Кикути нравилось, чтобы его обслуживала и вела с ним беседу девушка, которая ему приглянулась. Сплетничали о его якобы любовных связях с официантками, но у нас в Симбаси он относился к числу посетителей, которые развлекались у нас вполне невинно.
Он был коренаст, с красивым лицом и львиной шевелюрой, а из-за толстых стекол очков на вас смотрели добродушные глаза. Вопреки своей внушительной внешности говорил он тихим, запинающимся голосом.

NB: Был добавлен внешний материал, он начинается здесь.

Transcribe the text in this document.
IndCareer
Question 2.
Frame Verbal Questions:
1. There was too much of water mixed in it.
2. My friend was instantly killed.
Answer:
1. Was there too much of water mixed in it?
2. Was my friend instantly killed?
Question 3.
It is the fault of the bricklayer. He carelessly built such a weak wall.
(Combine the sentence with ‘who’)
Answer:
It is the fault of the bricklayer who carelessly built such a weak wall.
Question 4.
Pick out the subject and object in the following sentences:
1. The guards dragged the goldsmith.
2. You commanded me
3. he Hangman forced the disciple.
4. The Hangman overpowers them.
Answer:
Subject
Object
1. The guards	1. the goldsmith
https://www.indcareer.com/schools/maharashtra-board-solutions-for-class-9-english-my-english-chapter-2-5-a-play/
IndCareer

Помимо всего прочего, он относился к тем мужчинам, которых сегодня называют заядлыми курильщиками, поскольку едва догорала одна сигарета, как он тут же брал следующую. К тому же он везде ронял пепел. Я не могла на это смотреть, так мне было жалко его шикарной двойки-осилш (т.е. когда кимоно и хаори сделаны из одного материала), которую он постоянно пачкал пеплом.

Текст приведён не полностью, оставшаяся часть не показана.